European laborers also tend to be employed as a permanent work crew and it is rare to bring in outside vendors just to complete a project.

Generally, it is also a more common practice that when a project is fabricated in the workshop, the main carpenter will also be leading the crew member on-site while installing the booth. This creates a continuity that can assist in the speed of install and dismantle.

Another major saving is the lack of drayage in the U.K. The majority of U.K. and European exhibit houses have their own transport and will self load trucks from their own facility and deliver direct to the booth space prior to install.

A U.K. exhibit house will also offer a firm and fixed quote that includes build, I&D, graphics, electrical, etc., that are known prior to each project. This is often unlike a U.S. install where there are a multitude of cost variations until after the tradeshow is complete.

The style of booth construction in Europe is also totally different from the U.S. An American booth design tends to be a much more modular design with a more open feel to the overall booth. Many U.S. booths are a series of units that are set into a booth space with a minimal amount of linking structure. A feature banner above the booth with strong branding is also quite normal within U.S. tradeshows.

The booth is generally pre-built within a facility, and the weight factor of the booth is a major consideration relative to drayage charges at the final venue.

The overall concept is that the booth is a background for the exhibition staff and the selling aspect is more vigorous.
U.K. and European booths tend to be more structure led, especially since the weight of materials used have no direct effect on the final cost of the booth.

Although the booth is generally pre-fabricated within a facility, there is much more on-site build, enabling elaborate structures to be installed on a more regular basis.

In fact, in some European venues, booths are actually built from scratch directly adjacent to the booth space.

Finishes can also very different. A paint finish applied on-site is a much more common practice than within the U.S., where everything tends to be finished prior to assembly.

A European booth is also more visually prominent because the sales approach is much less aggressive for European exhibitors.
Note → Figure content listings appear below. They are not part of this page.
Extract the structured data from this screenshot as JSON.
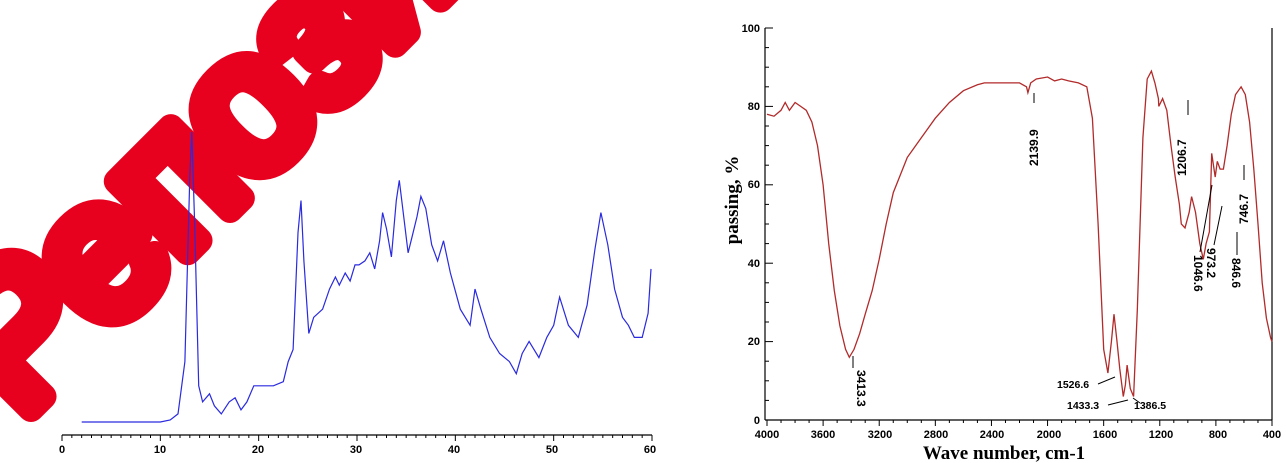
{
  "watermark": {
    "text": "Репозиторий",
    "color": "#e8001f"
  },
  "chart_data": [
    {
      "type": "line",
      "title": "",
      "xlabel": "",
      "ylabel": "",
      "xlim": [
        0,
        60
      ],
      "ylim": [
        0,
        100
      ],
      "y_axis_shown": false,
      "x_ticks": [
        "0",
        "10",
        "20",
        "30",
        "40",
        "50",
        "60"
      ],
      "color": "#2a2adf",
      "series": [
        {
          "x": [
            2,
            10,
            11,
            11.8,
            12.5,
            13.0,
            13.2,
            13.5,
            13.9,
            14.3,
            15.0,
            15.5,
            16.2,
            17.0,
            17.6,
            18.2,
            18.8,
            19.5,
            20.5,
            21.5,
            22.5,
            23.0,
            23.5,
            24.0,
            24.3,
            24.6,
            25.1,
            25.6,
            26.5,
            27.2,
            27.8,
            28.2,
            28.8,
            29.3,
            29.8,
            30.2,
            30.8,
            31.3,
            31.8,
            32.3,
            32.6,
            33.0,
            33.5,
            34.0,
            34.3,
            34.8,
            35.2,
            35.6,
            36.1,
            36.5,
            37.0,
            37.6,
            38.2,
            38.8,
            39.5,
            40.5,
            41.5,
            42.0,
            42.6,
            43.5,
            44.5,
            45.5,
            46.2,
            46.8,
            47.5,
            48.5,
            49.3,
            50.0,
            50.6,
            51.5,
            52.5,
            53.4,
            54.2,
            54.8,
            55.5,
            56.2,
            57.0,
            57.6,
            58.2,
            59.0,
            59.6,
            59.9
          ],
          "y": [
            0,
            0,
            0.5,
            2,
            15,
            61,
            72,
            48,
            9,
            5,
            7,
            4,
            2,
            5,
            6,
            3,
            5,
            9,
            9,
            9,
            10,
            15,
            18,
            47,
            55,
            40,
            22,
            26,
            28,
            33,
            36,
            34,
            37,
            35,
            39,
            39,
            40,
            42,
            38,
            45,
            52,
            48,
            41,
            55,
            60,
            50,
            42,
            46,
            51,
            56,
            53,
            44,
            40,
            45,
            37,
            28,
            24,
            33,
            28,
            21,
            17,
            15,
            12,
            17,
            20,
            16,
            21,
            24,
            31,
            24,
            21,
            29,
            43,
            52,
            44,
            33,
            26,
            24,
            21,
            21,
            27,
            38
          ]
        }
      ]
    },
    {
      "type": "line",
      "title": "",
      "xlabel": "Wave number, cm-1",
      "ylabel": "passing, %",
      "xlim": [
        4000,
        400
      ],
      "ylim": [
        0,
        100
      ],
      "x_ticks": [
        "4000",
        "3600",
        "3200",
        "2800",
        "2400",
        "2000",
        "1600",
        "1200",
        "800",
        "400"
      ],
      "y_ticks": [
        "0",
        "20",
        "40",
        "60",
        "80",
        "100"
      ],
      "color": "#b22a2a",
      "series": [
        {
          "x": [
            4000,
            3950,
            3900,
            3870,
            3840,
            3800,
            3760,
            3720,
            3680,
            3640,
            3600,
            3560,
            3520,
            3480,
            3440,
            3413,
            3380,
            3340,
            3300,
            3250,
            3200,
            3150,
            3100,
            3000,
            2900,
            2800,
            2700,
            2600,
            2500,
            2450,
            2400,
            2300,
            2200,
            2150,
            2139.9,
            2120,
            2080,
            2000,
            1950,
            1900,
            1850,
            1780,
            1720,
            1680,
            1640,
            1600,
            1570,
            1545,
            1526.6,
            1505,
            1485,
            1460,
            1445,
            1433.3,
            1410,
            1386.5,
            1360,
            1320,
            1290,
            1260,
            1235,
            1210,
            1206.7,
            1180,
            1150,
            1120,
            1090,
            1060,
            1046.6,
            1020,
            990,
            973.2,
            945,
            915,
            890,
            870,
            846.6,
            830,
            805,
            790,
            770,
            746.7,
            720,
            690,
            660,
            620,
            590,
            560,
            530,
            500,
            470,
            440,
            410,
            400
          ],
          "y": [
            78,
            77.5,
            79,
            81,
            79,
            81,
            80,
            79,
            76,
            70,
            60,
            45,
            33,
            24,
            18,
            16,
            18,
            22,
            27,
            33,
            41,
            50,
            58,
            67,
            72,
            77,
            81,
            84,
            85.5,
            86,
            86,
            86,
            86,
            85,
            83.5,
            86,
            87,
            87.5,
            86.5,
            87,
            86.5,
            86,
            85,
            77,
            50,
            18,
            12,
            20,
            27,
            20,
            13,
            6,
            9,
            14,
            8,
            6,
            28,
            72,
            87,
            89,
            86,
            82,
            80,
            82,
            79,
            70,
            62,
            55,
            50,
            49,
            53,
            57,
            53,
            45,
            41,
            45,
            48,
            68,
            62,
            66,
            64,
            64,
            70,
            78,
            83,
            85,
            83,
            76,
            64,
            50,
            35,
            26,
            21,
            20
          ]
        }
      ],
      "annotations": [
        "3413.3",
        "2139.9",
        "1526.6",
        "1433.3",
        "1386.5",
        "1206.7",
        "1046.6",
        "973.2",
        "846.6",
        "746.7"
      ]
    }
  ]
}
This allows the booth to draw potential customers in, with the sales staff being in a more complimentary role.

In most European venues, bars and alcohol on the booth are the norm and an acceptable practice when talking with potential customers.
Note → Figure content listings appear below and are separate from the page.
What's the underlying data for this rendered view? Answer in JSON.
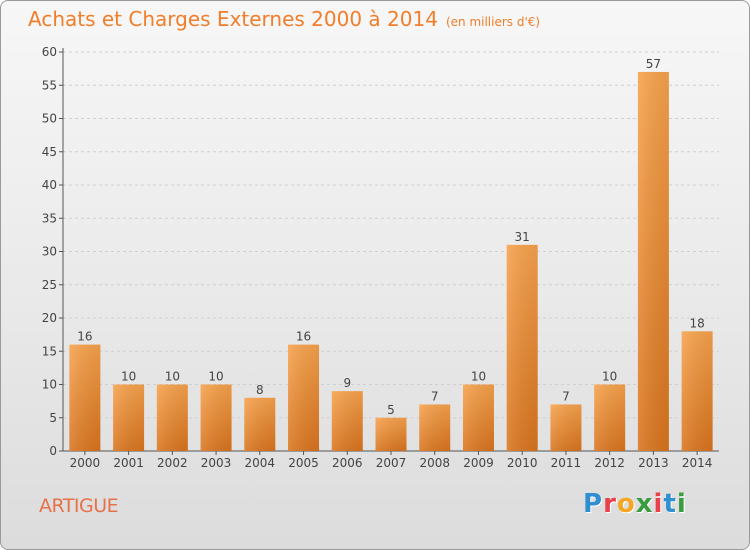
{
  "header": {
    "title": "Achats et Charges Externes 2000 à 2014",
    "subtitle": "(en milliers d'€)"
  },
  "commune": "ARTIGUE",
  "logo": {
    "text": "Proxiti",
    "letters": [
      {
        "ch": "P",
        "color": "#2f8fd0"
      },
      {
        "ch": "r",
        "color": "#e8414a"
      },
      {
        "ch": "o",
        "color": "#f5a623"
      },
      {
        "ch": "x",
        "color": "#3a9b3f"
      },
      {
        "ch": "i",
        "color": "#e8414a"
      },
      {
        "ch": "t",
        "color": "#2f8fd0"
      },
      {
        "ch": "i",
        "color": "#3a9b3f"
      }
    ]
  },
  "colors": {
    "bar_top": "#f7a24c",
    "bar_bottom": "#d9741e",
    "title": "#f07e2a"
  },
  "chart_data": {
    "type": "bar",
    "title": "Achats et Charges Externes 2000 à 2014",
    "subtitle": "(en milliers d'€)",
    "categories": [
      "2000",
      "2001",
      "2002",
      "2003",
      "2004",
      "2005",
      "2006",
      "2007",
      "2008",
      "2009",
      "2010",
      "2011",
      "2012",
      "2013",
      "2014"
    ],
    "values": [
      16,
      10,
      10,
      10,
      8,
      16,
      9,
      5,
      7,
      10,
      31,
      7,
      10,
      57,
      18
    ],
    "ylim": [
      0,
      60
    ],
    "yticks": [
      0,
      5,
      10,
      15,
      20,
      25,
      30,
      35,
      40,
      45,
      50,
      55,
      60
    ],
    "grid": true,
    "data_labels": true
  }
}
Two story booths are also very common in U.K. exhibits, which allow additional space within a booth for entertaining and meeting areas.

However, U.S. exhibitors should be aware that many tradeshow organizers in the U.K. will charge a percentage-based fee determined by the overall measurements for a two story structure. Also, in some venues, especially throughout Germany, there is a requirement to provide a water sprinkler system for any two story structure.

After a tradeshow, be it in the U.K. or mainland Europe, the booth is generally returned to the booth builders’ facility for storage for the next show and storage charges will apply.

When choosing a partner within the U.K. and Europe to handle a particular project, it is important to look into the actual experience and size of the exhibit house, as many exhibit houses sell themselves as international companies, but they are just two or three people operating from a very small facility.

It is also worthwhile to check and see what partnerships they have with like-minded exhibit houses, or if they are part of any alliances, such as The Global Exhibit Alliance.

Last, but not least, try to choose an exhibit house that has worked throughout the U.S. This will enable the chosen exhibit house to understand the American approach to exhibiting, and then offer a solution that links both the U.S. and the European approach.

Chris Murphy is the CEO and principal at The Iguana Group, a United Kingdom-based exhibit company.